A statement released by Holt's co-counsel Eric Rassbach praised the Supreme Court's decision is a win for religious freedom, and noted that most other states did not have similar policies that restricted the length of a prisoner's facial hair.
This is a huge win for religious freedom and for all Americans. More than 43 prison systems across the country allow prisoners to grow a half-inch beard, and at least 41 prison systems would allow an even longer beard. What the Supreme Court said today was that government officials cannot impose arbitrary restrictions on religious liberty just because they think government knows best.
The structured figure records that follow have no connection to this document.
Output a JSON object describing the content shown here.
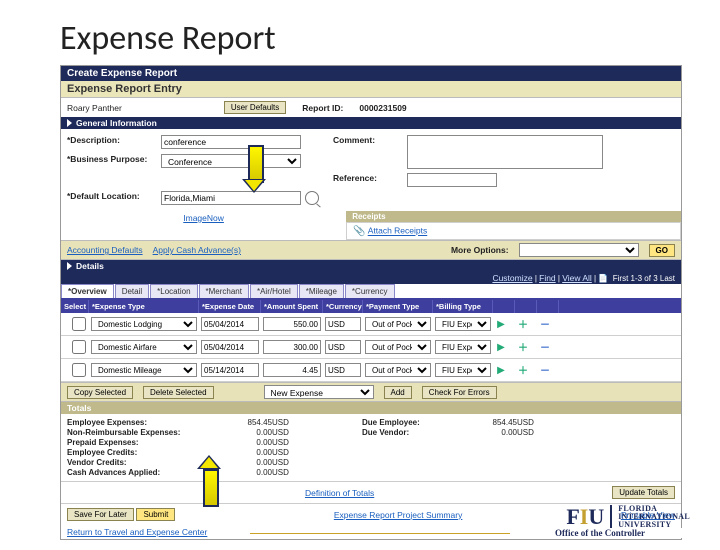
{
  "slide_title": "Expense Report",
  "app": {
    "title": "Create Expense Report",
    "subtitle": "Expense Report Entry",
    "employee": "Roary Panther",
    "user_defaults": "User Defaults",
    "report_id_lbl": "Report ID:",
    "report_id": "0000231509"
  },
  "general": {
    "header": "General Information",
    "descr_lbl": "*Description:",
    "descr": "conference",
    "bp_lbl": "*Business Purpose:",
    "bp": "Conference",
    "defloc_lbl": "*Default Location:",
    "defloc": "Florida,Miami",
    "comment_lbl": "Comment:",
    "reference_lbl": "Reference:",
    "image_now": "ImageNow",
    "receipts_hdr": "Receipts",
    "attach_receipts": "Attach Receipts"
  },
  "links": {
    "acct_def": "Accounting Defaults",
    "apply_cash": "Apply Cash Advance(s)"
  },
  "more": {
    "label": "More Options:",
    "go": "GO"
  },
  "details": {
    "header": "Details",
    "toolbar": {
      "customize": "Customize",
      "find": "Find",
      "view_all": "View All",
      "first_last": "First 1-3 of 3 Last"
    },
    "tabs": [
      "*Overview",
      "Detail",
      "*Location",
      "*Merchant",
      "*Air/Hotel",
      "*Mileage",
      "*Currency"
    ],
    "cols": [
      "Select",
      "*Expense Type",
      "*Expense Date",
      "*Amount Spent",
      "*Currency",
      "*Payment Type",
      "*Billing Type",
      "",
      "",
      ""
    ],
    "rows": [
      {
        "type": "Domestic Lodging",
        "date": "05/04/2014",
        "amt": "550.00",
        "cur": "USD",
        "pay": "Out of Pocket",
        "bill": "FIU Expe"
      },
      {
        "type": "Domestic Airfare",
        "date": "05/04/2014",
        "amt": "300.00",
        "cur": "USD",
        "pay": "Out of Pocket",
        "bill": "FIU Expe"
      },
      {
        "type": "Domestic Mileage",
        "date": "05/14/2014",
        "amt": "4.45",
        "cur": "USD",
        "pay": "Out of Pocket",
        "bill": "FIU Expe"
      }
    ],
    "actions": {
      "copy": "Copy Selected",
      "del": "Delete Selected",
      "new": "New Expense",
      "add": "Add",
      "check": "Check For Errors"
    }
  },
  "totals": {
    "header": "Totals",
    "rows": [
      {
        "l": "Employee Expenses:",
        "v": "854.45",
        "c": "USD",
        "r": "Due Employee:",
        "rv": "854.45",
        "rc": "USD"
      },
      {
        "l": "Non-Reimbursable Expenses:",
        "v": "0.00",
        "c": "USD",
        "r": "Due Vendor:",
        "rv": "0.00",
        "rc": "USD"
      },
      {
        "l": "Prepaid Expenses:",
        "v": "0.00",
        "c": "USD"
      },
      {
        "l": "Employee Credits:",
        "v": "0.00",
        "c": "USD"
      },
      {
        "l": "Vendor Credits:",
        "v": "0.00",
        "c": "USD"
      },
      {
        "l": "Cash Advances Applied:",
        "v": "0.00",
        "c": "USD"
      }
    ],
    "def_link": "Definition of Totals",
    "update": "Update Totals"
  },
  "footer": {
    "save": "Save For Later",
    "submit": "Submit",
    "proj": "Expense Report Project Summary",
    "print": "Printable View",
    "return": "Return to Travel and Expense Center"
  },
  "branding": {
    "univ1": "FLORIDA",
    "univ2": "INTERNATIONAL",
    "univ3": "UNIVERSITY",
    "office": "Office of the Controller"
  }
}
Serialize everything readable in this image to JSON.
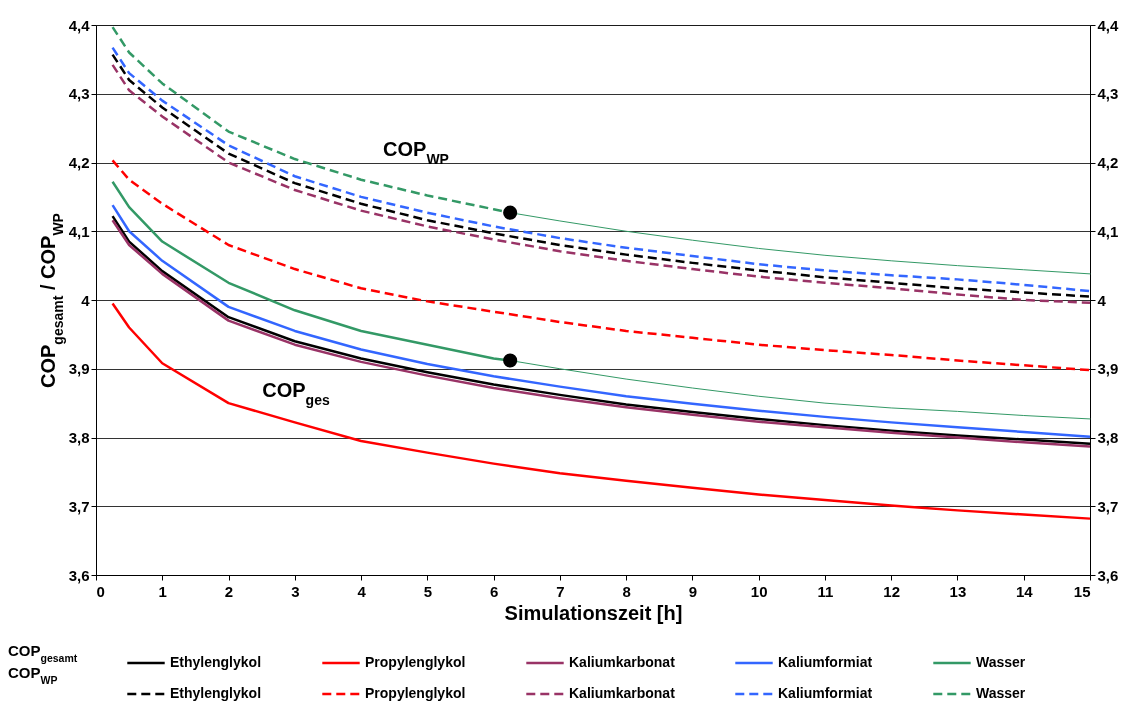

This is a victory not just for one prisoner in Arkansas, but for every American who believes and wants the freedom to act on those beliefs.
I agree. There's no inherent security risk with a beard that short, and if dozens of other states have no issue with facial hair of that length; I really don't see the harm in allowing this prisoner to have a beard. Arkansas already allowed prisoners to grow beards for medical reasons—I don't understand what the major issue was with this man's beard. Religious freedom does not evaporate in the walls of a prison.